Implicit subsidies are the perhaps the key factor. They refer, in the first place, to the fact that unexpected variations in solar (and wind) production translate into imbalances that have a technical and economic cost. Under Italian regulations such costs are ‘socialised’, i.e. the end consumer pays for them and the intermittent generator has no incentive to make better forecasts or to adopt technical or financial instruments to cover itself for the risks associated with inaccurate forecasting. Moreover, local distributors are required to connect green generators to the grid and that cost is also ‘socialised’.

The combination of all the above will inevitably lead to over-investment and neglect of the problems that intermittent generators create in the grid in terms of imbalances. As a result, as Italians discovered in March, the average electricity bill for a household in April-June 2012 increased by 9.8%. Of that, 4% was attributed to the direct cost of incentives, and 2.3% was an estimate for the costs of imbalances.
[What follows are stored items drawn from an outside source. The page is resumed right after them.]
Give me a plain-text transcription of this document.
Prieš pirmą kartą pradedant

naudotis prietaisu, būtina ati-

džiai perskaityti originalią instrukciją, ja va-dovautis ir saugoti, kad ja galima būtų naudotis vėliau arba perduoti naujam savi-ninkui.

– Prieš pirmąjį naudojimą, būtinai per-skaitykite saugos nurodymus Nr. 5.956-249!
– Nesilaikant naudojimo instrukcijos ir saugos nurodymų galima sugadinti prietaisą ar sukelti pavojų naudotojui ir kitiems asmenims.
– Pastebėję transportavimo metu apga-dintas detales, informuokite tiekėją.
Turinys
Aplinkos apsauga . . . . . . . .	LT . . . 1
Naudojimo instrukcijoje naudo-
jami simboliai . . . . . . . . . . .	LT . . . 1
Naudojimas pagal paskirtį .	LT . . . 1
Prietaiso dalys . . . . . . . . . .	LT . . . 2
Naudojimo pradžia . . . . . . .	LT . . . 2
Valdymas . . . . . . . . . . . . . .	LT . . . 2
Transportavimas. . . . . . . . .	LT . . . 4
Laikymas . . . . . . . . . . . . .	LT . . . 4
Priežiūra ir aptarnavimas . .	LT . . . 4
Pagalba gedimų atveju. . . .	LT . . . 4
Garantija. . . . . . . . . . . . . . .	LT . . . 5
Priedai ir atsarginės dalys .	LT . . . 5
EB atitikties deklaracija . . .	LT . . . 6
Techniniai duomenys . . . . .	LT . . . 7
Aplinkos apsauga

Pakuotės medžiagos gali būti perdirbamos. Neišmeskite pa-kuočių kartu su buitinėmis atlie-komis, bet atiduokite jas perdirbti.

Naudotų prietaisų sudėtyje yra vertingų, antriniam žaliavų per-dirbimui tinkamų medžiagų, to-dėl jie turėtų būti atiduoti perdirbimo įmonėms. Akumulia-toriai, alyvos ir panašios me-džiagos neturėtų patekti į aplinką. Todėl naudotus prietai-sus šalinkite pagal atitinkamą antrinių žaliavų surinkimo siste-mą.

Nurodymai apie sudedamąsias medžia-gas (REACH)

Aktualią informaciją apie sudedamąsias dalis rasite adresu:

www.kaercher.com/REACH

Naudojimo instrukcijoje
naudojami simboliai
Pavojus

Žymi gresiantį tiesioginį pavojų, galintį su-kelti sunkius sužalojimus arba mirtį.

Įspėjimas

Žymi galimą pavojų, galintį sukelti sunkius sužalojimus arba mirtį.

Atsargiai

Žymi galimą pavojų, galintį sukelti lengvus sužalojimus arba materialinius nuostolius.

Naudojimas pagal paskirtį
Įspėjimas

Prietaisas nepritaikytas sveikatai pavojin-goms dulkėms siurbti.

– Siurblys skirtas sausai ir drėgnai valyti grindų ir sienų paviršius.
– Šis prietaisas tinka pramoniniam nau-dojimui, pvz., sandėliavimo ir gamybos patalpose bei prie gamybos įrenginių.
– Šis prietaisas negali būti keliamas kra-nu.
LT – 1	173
Even that is only part of the overall cost of subsidised intermittency. Perhaps the biggest cost of all is that it makes competition less and less relevant, and top-down political decisions more and more decisive. The subsidy-induced growth of solar power in a moment of stagnating demand has the result of creating overcapacity in the conventional generation portfolio. This portfolio reflects private investments taken in the past decade under the assumption that the rules would not change (the main rule being, ‘each generator will gain or lose depending on its ability to be competitive on the market’). If some generators do not face price and volume risks, of course this will come at the expenses of other generators. This sort of ‘competition’ resembles the idea of socialism that George Orwell made famous: all competitors are equal, but some competitors are more equal than others.

As demand stagnates and non-market renewable generation increases, the size of the ‘contestable’ market – that is, that portion of the market where generators compete with each other – shrinks accordingly. Between 2007 and 2011, this part of the market fell from 292 TWh to 248 TWh (-15%), and it is likely to keep falling as the amount of subsidised production grows. At the same time, the amount of conventional, non-subsidised capacity has grown from 39,900 MW in 2000 to 53,700 MW in 2010. This means that conventional generators face growing difficulties in recovering their fixed costs. In a competitive market this would not be a ‘social’ problem – non-competitive generators would just fail. But in the kind of crony capitalism which is created when politics becomes the most influential variable, conventional generators also find it convenient to knock at policymakers’ doors: so they are calling for a ‘capacity payment’ scheme to be introduced, in order to maintain under-used, ‘reserve’ capacity at the expenses of consumers.

Italy’s experience is sad but it is also a telling case study for countries such as the UK that are now pursuing similar policies. Competitive markets are increasingly going to be disrupted by conflicting or concurring requests to get more subsidies (which, in turn, translate into a larger portion of the bill being determined by political or regulatory decision, and a smaller share depending on the actual supply and demand conditions).

Intermittent generation may be consistent with a liberalised market, as long as generators are required to bear all the direct and indirect costs of their production. If this is not the case, competition is doomed to become an irrelevant feature of a system that becomes more and more politically driven. The UK, which is debating its new Energy Bill, should be careful not to jeopardise the benefits of competition.